Why, I ask myself, has my interest persevered lo these many decades? The game must have a corresponding resonance with the rhythm of my life; an appeal in ways elusive to analysis.There is the on-going dialog between the pull of statistics and the allure of the hunch and the illusion that life is under control in this alternative universe.

Baseball seems to be teeming with metaphors; its pastoral beginnings, the inherent disregard for the clock, the arcane hand signs, the safety of the base and risk of stealing or stretching, the smell of green grass and hot dogs, the way a batter comes to the plate with his own ritual to keep from thinking too much and even the counter-clockwise path of the baserunner as if winding back time itself and finally the exhilaration and exhaustion at the end of life's odyssey....home plate

So many of our geo-political dramas unfold according to lines drawn years ago and articulated in altogether expected ways. Spectator sports can serve as a form of unscripted theatre which incite great passions and seem closer to our understanding if not control.
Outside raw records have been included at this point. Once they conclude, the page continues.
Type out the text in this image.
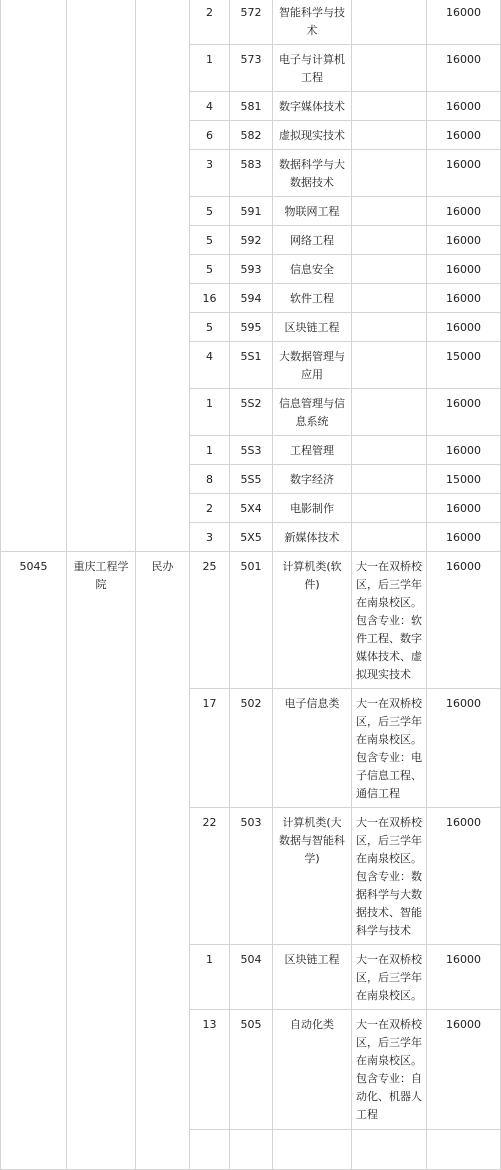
			2	572	智能科学与技术		16000
			1	573	电子与计算机工程		16000
			4	581	数字媒体技术		16000
			6	582	虚拟现实技术		16000
			3	583	数据科学与大数据技术		16000
			5	591	物联网工程		16000
			5	592	网络工程		16000
			5	593	信息安全		16000
			16	594	软件工程		16000
			5	595	区块链工程		16000
			4	5S1	大数据管理与应用		15000
			1	5S2	信息管理与信息系统		16000
			1	5S3	工程管理		16000
			8	5S5	数字经济		15000
			2	5X4	电影制作		16000
			3	5X5	新媒体技术		16000
5045	重庆工程学院	民办	25	501	计算机类(软件)	大一在双桥校区，后三学年在南泉校区。包含专业：软件工程、数字媒体技术、虚拟现实技术	16000
			17	502	电子信息类	大一在双桥校区，后三学年在南泉校区。包含专业：电子信息工程、通信工程	16000
			22	503	计算机类(大数据与智能科学)	大一在双桥校区，后三学年在南泉校区。包含专业：数据科学与大数据技术、智能科学与技术	16000
			1	504	区块链工程	大一在双桥校区，后三学年在南泉校区。	16000
			13	505	自动化类	大一在双桥校区，后三学年在南泉校区。包含专业：自动化、机器人工程	16000
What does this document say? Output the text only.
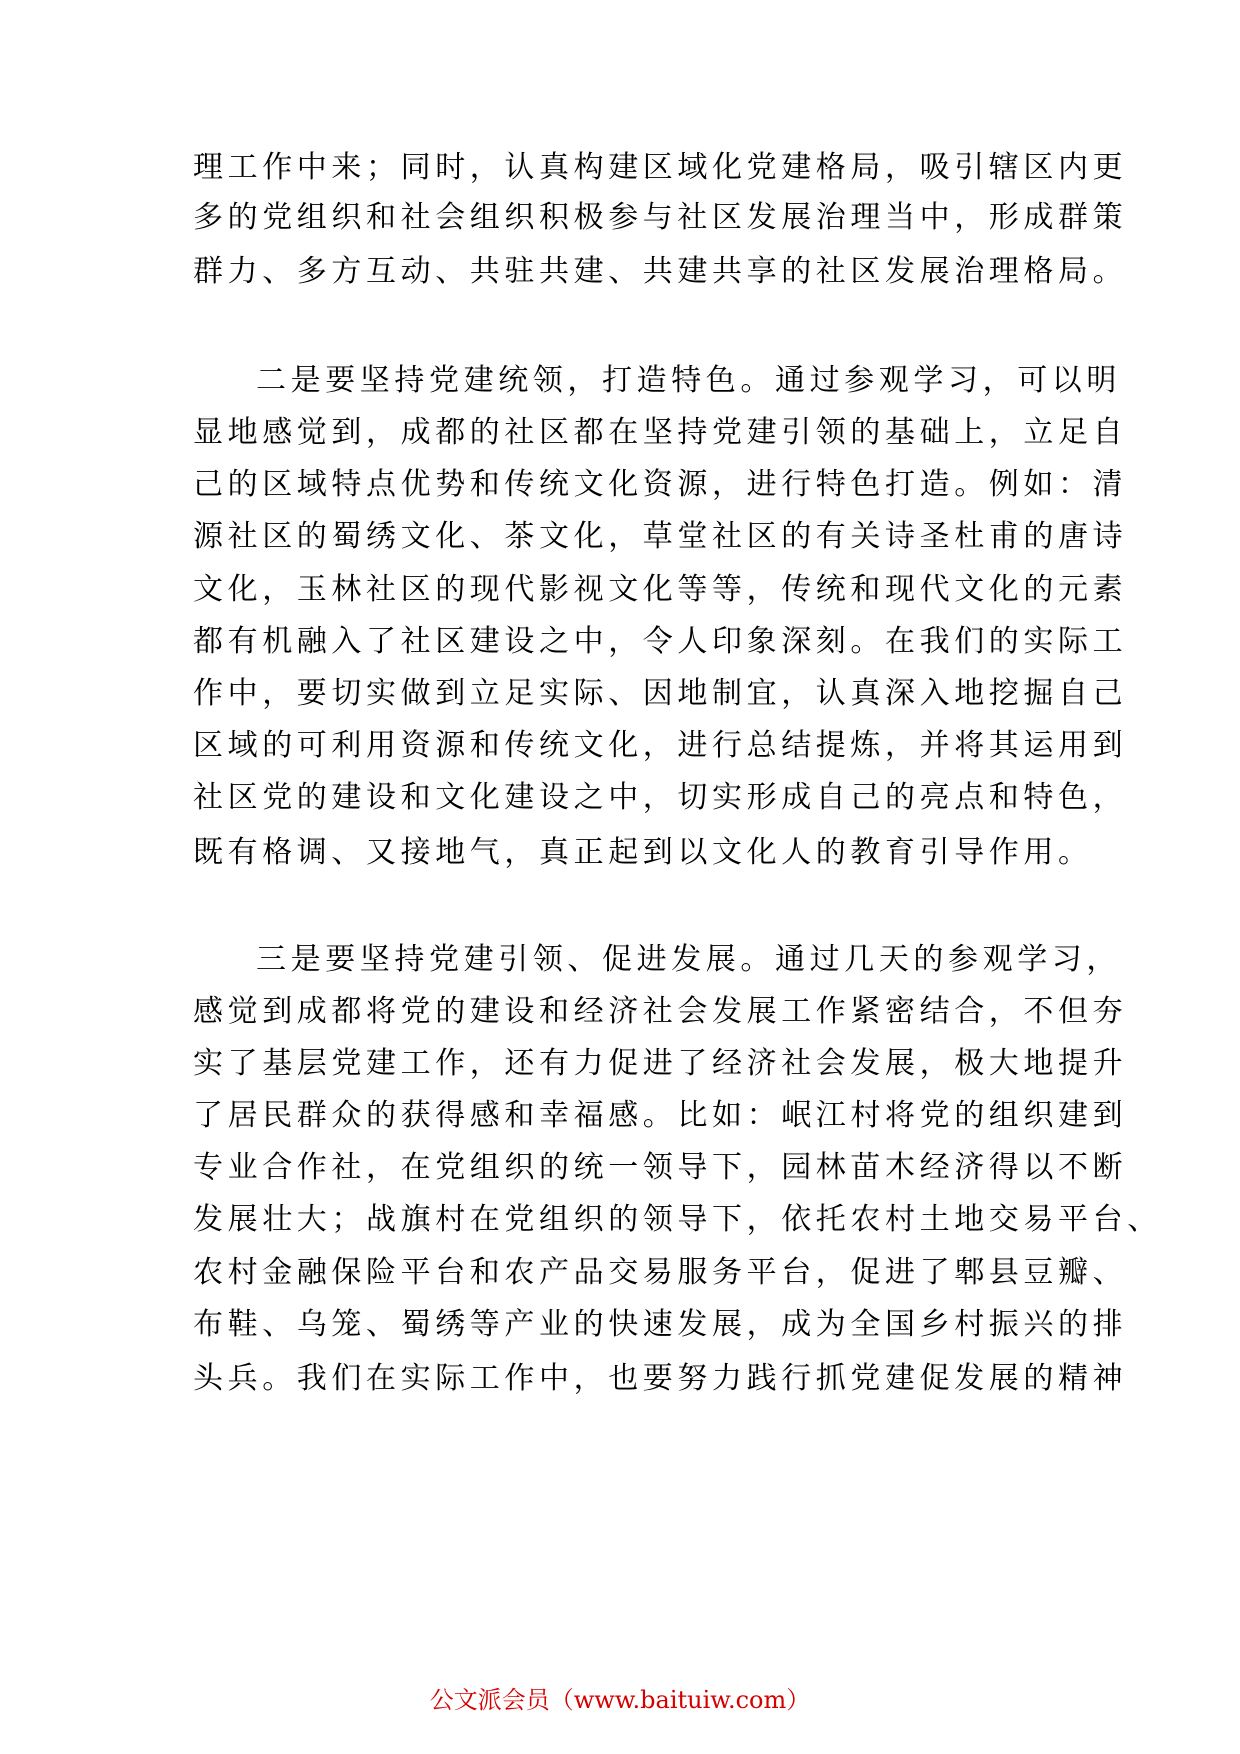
理工作中来；同时，认真构建区域化党建格局，吸引辖区内更
多的党组织和社会组织积极参与社区发展治理当中，形成群策
群力、多方互动、共驻共建、共建共享的社区发展治理格局。
二是要坚持党建统领，打造特色。通过参观学习，可以明
显地感觉到，成都的社区都在坚持党建引领的基础上，立足自
己的区域特点优势和传统文化资源，进行特色打造。例如：清
源社区的蜀绣文化、茶文化，草堂社区的有关诗圣杜甫的唐诗
文化，玉林社区的现代影视文化等等，传统和现代文化的元素
都有机融入了社区建设之中，令人印象深刻。在我们的实际工
作中，要切实做到立足实际、因地制宜，认真深入地挖掘自己
区域的可利用资源和传统文化，进行总结提炼，并将其运用到
社区党的建设和文化建设之中，切实形成自己的亮点和特色，
既有格调、又接地气，真正起到以文化人的教育引导作用。
三是要坚持党建引领、促进发展。通过几天的参观学习，
感觉到成都将党的建设和经济社会发展工作紧密结合，不但夯
实了基层党建工作，还有力促进了经济社会发展，极大地提升
了居民群众的获得感和幸福感。比如：岷江村将党的组织建到
专业合作社，在党组织的统一领导下，园林苗木经济得以不断
发展壮大；战旗村在党组织的领导下，依托农村土地交易平台、
农村金融保险平台和农产品交易服务平台，促进了郫县豆瓣、
布鞋、乌笼、蜀绣等产业的快速发展，成为全国乡村振兴的排
头兵。我们在实际工作中，也要努力践行抓党建促发展的精神
公文派会员（www.baituiw.com）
I am particularly interested in the relationship between fans and the game. How many of us believe,on some level, that our actions determine the outcome? The scene was Kirk Gibson hobbling to the plate in the 9th inning. Raise your hand if you think that my dear step-son, who remained seated while the crowd was on its feet, did not cause that home run. He never saw the immortal drive into the rightfield stands but can take credit for it. Ron stayed in contact with the wood, the tree, the bat, the forces of nature. Crazy but lovable.

On a more rational level I wonder how we fans (the Greek chorus) are complicit with the players (the actors). Do we not push them up on a pedestal as if to extend ourselves only to tear them down when they are detected with suspicious pee or even when they lose some bat speed and half a step? How much can we forgive? And how much do we forgive ourselves.

I wonder, too, about slumps and streaks. After all the numbers are in and films of past performances are studied no one seems to know what went wrong or what went right. There is always an X factor just as we go through our lives in inexplicable ways.

My earliest baseball memory happened in the 1941 World Series when my beloved Dodgers let the 4th game get way after the Yankee hitter seemingly struck out to end the game. The pitch eluded Mickey Owen, the catcher,(or was it the Hugh Casey spitter?) and Tommy Henrich took first base starting a rally they never got over. Nor did I. My team was a perennial loser and the Yankees were a product of providential intervention.

My guess is that Yankee fans grew up with an expectation of success; perhaps even a sense of entitlement. For years they bought their teams using other clubs as their farm system.They were paragons of capitalism. Don't tell me identification doesn't work on the psyche.Are they not the ones who bought Intel at three...and sold the day before the crash?

I owned my subordinate role; the hard-luck but well-intentioned guy identified with underdogs and the down-trodden. When it was Dodgers who broke the color line with Jackie Robinson it seemed a given to me. When they followed me to Los Angeles it felt like compensation for all those losing seasons and almost made me a believer in that great puppeteer in the sky.

Through the years my team has won their share and their ownership has displayed greed and stupidity. The players also have tested my threshold of tolerance but none of this is subject to rational scrutiny. In the last inning maybe that is its appeal.